Lead-in: Which of the following physical examination findings is most likely associated with this patient’s condition?
Options:
- A. Widened pulse pressure
- B. Pulsus parvus et tardus
- C. Midsystolic click
- D. Holosystolic murmur radiating to the axilla
- E. Opening snap
Explanation
The correct answer is:
- B. Pulsus parvus et tardus
Detailed Explanation:
The patient presents with the classic triad symptoms of severe Aortic Stenosis (AS): exertional dyspnea and syncope (angina is the third). The physical exam description (harsh, crescendo-decrescendo systolic murmur at the right upper sternal border radiating to carotids) is diagnostic for AS.
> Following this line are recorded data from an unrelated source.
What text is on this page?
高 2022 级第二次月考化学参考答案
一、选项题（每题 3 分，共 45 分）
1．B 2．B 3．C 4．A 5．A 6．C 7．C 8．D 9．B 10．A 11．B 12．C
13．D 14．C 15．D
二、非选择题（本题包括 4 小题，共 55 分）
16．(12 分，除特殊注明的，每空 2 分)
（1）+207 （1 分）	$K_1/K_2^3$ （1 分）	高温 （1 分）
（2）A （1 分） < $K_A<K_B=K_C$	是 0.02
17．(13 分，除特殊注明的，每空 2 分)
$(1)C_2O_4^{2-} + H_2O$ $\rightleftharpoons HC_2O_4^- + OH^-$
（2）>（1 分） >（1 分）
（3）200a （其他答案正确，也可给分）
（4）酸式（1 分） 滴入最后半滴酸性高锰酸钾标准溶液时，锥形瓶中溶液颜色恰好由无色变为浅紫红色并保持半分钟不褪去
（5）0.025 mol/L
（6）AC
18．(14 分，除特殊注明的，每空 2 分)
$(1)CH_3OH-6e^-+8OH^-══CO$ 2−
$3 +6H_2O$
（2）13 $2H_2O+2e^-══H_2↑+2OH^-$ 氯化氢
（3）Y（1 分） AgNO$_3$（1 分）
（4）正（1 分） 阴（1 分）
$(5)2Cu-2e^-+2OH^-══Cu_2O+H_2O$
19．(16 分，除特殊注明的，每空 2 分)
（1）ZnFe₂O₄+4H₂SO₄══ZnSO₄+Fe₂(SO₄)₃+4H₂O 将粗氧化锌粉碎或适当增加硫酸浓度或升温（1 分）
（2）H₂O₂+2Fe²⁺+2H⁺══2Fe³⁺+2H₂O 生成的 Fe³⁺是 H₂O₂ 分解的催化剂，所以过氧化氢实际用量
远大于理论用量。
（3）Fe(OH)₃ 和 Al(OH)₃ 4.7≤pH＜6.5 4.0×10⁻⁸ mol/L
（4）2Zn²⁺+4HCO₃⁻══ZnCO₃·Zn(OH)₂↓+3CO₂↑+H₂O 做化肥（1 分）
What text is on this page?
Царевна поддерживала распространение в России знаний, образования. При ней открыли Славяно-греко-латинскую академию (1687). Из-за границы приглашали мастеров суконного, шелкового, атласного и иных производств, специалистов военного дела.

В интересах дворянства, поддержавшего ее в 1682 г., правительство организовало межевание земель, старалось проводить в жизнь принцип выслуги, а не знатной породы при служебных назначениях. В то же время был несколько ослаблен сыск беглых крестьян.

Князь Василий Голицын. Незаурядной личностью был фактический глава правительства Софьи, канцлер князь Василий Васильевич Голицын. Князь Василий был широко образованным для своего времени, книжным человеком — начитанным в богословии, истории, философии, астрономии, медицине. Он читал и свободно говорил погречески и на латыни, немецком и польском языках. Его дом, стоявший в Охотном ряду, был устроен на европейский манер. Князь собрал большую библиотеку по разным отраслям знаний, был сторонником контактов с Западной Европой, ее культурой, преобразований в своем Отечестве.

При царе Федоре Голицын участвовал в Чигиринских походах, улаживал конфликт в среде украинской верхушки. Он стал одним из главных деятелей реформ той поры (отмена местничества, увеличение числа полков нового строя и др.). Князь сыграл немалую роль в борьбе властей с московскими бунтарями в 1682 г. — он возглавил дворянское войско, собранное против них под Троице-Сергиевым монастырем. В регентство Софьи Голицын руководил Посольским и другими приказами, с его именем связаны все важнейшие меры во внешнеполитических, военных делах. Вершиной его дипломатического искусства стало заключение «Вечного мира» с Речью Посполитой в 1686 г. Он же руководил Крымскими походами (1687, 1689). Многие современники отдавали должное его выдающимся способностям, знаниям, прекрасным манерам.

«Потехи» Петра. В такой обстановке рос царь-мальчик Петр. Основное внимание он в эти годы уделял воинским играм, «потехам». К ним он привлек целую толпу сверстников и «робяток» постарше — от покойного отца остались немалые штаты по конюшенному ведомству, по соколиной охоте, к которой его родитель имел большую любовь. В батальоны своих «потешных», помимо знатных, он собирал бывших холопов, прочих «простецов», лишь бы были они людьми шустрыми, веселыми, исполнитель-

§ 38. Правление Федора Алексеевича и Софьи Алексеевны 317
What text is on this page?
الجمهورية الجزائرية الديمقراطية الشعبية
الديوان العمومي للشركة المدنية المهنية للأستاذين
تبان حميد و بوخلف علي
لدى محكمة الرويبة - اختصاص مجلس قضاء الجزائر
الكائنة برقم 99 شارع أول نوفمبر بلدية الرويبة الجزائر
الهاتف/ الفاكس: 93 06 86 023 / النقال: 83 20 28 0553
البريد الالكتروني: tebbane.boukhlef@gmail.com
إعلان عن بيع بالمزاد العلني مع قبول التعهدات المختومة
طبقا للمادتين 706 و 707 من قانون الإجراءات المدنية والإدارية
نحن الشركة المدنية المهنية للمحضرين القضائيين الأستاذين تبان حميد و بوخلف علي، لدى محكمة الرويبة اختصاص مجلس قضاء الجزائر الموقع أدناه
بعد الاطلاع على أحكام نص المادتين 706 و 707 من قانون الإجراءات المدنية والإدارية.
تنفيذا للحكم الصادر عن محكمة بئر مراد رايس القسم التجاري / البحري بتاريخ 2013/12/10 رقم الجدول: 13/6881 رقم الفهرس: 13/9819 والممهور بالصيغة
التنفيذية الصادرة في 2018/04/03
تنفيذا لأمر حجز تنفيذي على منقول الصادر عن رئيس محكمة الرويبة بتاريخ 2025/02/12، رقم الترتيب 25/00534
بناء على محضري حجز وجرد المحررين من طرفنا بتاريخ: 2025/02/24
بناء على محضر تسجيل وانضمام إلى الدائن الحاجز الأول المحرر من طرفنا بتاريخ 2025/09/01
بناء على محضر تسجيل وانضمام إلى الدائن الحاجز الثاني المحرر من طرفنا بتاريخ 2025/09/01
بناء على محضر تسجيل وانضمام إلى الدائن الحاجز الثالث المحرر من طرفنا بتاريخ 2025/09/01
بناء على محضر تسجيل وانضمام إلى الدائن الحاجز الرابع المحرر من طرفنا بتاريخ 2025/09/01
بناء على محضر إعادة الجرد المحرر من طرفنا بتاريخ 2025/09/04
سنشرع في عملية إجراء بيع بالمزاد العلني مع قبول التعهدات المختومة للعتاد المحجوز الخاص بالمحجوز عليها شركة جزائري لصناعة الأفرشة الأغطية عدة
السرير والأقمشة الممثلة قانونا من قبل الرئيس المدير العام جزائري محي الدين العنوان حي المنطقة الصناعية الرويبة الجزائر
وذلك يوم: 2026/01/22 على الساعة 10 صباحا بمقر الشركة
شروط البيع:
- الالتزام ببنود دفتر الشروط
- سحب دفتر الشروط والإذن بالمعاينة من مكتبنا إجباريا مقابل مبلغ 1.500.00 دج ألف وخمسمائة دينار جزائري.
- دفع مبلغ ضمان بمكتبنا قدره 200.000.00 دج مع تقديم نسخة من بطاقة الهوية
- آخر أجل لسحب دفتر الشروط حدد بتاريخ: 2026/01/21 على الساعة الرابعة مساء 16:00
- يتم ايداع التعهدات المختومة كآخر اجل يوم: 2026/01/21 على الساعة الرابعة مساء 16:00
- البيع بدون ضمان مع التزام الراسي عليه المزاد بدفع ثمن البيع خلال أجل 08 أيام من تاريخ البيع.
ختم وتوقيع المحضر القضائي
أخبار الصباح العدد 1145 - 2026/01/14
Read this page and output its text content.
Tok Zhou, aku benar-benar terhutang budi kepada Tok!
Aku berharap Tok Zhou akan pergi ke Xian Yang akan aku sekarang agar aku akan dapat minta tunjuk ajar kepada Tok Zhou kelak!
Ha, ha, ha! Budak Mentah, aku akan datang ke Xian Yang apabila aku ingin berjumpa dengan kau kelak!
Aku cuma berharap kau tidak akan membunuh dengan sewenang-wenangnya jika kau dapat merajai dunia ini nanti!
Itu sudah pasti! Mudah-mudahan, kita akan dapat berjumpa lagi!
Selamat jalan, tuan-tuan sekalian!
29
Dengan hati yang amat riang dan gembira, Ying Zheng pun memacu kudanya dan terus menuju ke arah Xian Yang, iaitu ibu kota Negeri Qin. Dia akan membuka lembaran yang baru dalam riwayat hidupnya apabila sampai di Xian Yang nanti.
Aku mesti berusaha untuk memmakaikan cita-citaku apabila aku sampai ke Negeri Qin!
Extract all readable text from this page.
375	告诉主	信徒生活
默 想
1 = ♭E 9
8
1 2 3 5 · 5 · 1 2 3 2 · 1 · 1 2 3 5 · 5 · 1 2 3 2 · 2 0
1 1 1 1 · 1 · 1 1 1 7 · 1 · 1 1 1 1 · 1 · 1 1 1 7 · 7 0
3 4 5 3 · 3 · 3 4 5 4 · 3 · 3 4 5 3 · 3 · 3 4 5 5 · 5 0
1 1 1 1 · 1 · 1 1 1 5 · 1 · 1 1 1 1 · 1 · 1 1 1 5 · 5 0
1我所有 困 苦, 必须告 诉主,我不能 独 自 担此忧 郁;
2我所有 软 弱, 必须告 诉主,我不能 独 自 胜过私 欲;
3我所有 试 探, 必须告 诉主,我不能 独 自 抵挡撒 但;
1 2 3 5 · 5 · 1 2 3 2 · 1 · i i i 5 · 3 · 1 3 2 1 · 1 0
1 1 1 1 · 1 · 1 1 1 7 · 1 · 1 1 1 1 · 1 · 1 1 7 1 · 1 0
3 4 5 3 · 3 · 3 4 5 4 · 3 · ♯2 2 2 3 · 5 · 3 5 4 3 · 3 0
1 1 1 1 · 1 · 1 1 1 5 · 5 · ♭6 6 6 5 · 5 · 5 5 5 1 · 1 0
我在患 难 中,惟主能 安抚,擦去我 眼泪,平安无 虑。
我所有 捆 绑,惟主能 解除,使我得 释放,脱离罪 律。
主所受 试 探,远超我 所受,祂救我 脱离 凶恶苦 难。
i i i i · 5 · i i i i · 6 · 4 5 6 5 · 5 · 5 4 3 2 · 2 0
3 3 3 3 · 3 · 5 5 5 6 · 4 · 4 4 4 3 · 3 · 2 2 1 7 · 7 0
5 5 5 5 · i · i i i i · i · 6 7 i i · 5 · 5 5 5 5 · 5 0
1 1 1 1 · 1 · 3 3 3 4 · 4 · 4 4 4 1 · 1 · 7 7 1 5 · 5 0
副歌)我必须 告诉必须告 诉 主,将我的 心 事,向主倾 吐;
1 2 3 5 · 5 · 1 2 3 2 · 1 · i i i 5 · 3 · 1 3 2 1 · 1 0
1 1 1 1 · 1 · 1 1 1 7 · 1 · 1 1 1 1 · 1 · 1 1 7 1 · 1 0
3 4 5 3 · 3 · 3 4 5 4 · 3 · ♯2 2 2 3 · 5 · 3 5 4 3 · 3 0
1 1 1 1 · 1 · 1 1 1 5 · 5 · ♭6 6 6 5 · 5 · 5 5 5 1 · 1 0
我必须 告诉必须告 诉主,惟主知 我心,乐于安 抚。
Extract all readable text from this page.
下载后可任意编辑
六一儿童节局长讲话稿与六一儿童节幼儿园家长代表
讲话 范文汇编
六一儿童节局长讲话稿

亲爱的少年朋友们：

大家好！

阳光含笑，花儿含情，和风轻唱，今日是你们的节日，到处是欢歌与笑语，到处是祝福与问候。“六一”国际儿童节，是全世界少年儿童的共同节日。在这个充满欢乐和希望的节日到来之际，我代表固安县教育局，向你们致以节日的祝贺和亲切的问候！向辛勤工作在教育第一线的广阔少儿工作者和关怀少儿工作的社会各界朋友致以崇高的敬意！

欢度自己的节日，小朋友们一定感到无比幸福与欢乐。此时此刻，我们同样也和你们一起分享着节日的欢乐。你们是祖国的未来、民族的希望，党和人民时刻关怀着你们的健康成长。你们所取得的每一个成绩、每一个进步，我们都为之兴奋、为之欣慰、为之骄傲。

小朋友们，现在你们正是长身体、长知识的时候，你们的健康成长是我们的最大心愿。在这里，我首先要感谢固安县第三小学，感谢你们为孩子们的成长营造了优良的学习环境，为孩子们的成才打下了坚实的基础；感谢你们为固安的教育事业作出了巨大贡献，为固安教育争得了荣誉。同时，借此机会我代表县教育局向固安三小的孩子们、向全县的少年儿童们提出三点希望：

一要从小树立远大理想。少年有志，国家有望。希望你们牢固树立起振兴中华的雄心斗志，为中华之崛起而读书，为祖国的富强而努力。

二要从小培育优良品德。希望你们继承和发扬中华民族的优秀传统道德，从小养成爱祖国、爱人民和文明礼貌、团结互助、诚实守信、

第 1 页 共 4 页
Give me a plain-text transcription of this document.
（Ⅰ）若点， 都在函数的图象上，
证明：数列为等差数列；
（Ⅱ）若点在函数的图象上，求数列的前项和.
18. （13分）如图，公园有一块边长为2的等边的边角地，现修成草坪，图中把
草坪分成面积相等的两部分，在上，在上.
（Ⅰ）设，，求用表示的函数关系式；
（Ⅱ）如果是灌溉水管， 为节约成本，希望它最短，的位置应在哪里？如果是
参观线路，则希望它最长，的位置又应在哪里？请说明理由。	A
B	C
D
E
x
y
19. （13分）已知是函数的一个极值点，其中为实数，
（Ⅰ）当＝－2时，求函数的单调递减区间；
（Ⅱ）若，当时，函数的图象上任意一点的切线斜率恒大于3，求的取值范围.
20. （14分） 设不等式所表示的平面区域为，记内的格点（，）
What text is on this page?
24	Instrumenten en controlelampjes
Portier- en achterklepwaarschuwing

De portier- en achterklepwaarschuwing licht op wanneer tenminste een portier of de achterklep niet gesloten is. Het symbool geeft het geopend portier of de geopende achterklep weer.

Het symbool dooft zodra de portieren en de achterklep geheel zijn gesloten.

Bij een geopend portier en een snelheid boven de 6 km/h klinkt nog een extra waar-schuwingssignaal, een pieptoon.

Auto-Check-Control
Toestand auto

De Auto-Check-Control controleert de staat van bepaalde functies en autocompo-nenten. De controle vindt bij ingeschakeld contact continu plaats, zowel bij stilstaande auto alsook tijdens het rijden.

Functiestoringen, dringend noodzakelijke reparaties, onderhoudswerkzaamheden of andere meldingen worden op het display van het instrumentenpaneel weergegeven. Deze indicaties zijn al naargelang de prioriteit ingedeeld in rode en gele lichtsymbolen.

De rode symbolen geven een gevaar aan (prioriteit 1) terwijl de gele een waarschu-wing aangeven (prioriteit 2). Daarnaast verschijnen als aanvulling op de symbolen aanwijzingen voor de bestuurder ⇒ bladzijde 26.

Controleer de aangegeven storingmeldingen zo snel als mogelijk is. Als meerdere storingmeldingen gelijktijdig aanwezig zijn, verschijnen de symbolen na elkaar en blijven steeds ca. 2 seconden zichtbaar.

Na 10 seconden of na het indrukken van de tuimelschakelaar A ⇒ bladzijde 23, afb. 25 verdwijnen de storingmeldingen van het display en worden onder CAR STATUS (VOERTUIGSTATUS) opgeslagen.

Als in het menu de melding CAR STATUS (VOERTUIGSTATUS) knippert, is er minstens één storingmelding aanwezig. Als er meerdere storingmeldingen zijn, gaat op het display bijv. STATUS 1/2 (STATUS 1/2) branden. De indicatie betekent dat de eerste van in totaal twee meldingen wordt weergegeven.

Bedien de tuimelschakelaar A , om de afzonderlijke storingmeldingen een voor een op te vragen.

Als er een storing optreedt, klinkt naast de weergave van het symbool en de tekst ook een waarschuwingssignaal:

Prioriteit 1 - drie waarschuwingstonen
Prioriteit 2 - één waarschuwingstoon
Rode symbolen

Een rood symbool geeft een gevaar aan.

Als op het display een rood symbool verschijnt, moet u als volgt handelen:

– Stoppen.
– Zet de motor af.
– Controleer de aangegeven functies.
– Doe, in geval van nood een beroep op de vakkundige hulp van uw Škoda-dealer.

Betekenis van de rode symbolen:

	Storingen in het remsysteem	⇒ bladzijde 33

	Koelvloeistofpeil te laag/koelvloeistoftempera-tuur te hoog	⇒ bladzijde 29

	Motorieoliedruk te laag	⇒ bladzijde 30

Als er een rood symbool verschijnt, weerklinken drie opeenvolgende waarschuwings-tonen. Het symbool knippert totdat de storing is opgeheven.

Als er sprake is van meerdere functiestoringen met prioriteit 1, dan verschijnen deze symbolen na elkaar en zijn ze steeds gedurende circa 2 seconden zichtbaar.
- Option B (Pulsus parvus et tardus): This refers to a carotid pulse that is weak (“parvus”) and delayed (“tardus”) due to the obstruction of blood flow from the left ventricle into the aorta. This is a hallmark physical finding in significant aortic stenosis.
- Option A (Widened pulse pressure): This is characteristic of Aortic Regurgitation, not stenosis. AS typically presents with narrow pulse pressure.
- Option C (Midsystolic click): This is the hallmark of Mitral Valve Prolapse.
- Option D (Holosystolic murmur radiating to the axilla): This describes Mitral Regurgitation.
- Option E (Opening snap): This is associated with Mitral Stenosis.
MCCQE1 Takeaway: Recognize the clinical presentation of AS (Old age + Syncope/Angina/Dyspnea + Systolic ejection murmur) and associate it with the delayed carotid upstroke.
References
- Canadian Cardiovascular Society. (2021). 2021 CCS Guidelines on the Management of Valvular Heart Disease.
- Toronto Notes. (2023). Cardiology: Valvular Heart Disease. Toronto Notes for Medical Students, Inc.
- Medical Council of Canada. (2023). MCCQE Part I Objectives: Cardiovascular System.
- UpToDate. (2024). Auscultation of cardiac murmurs in adults.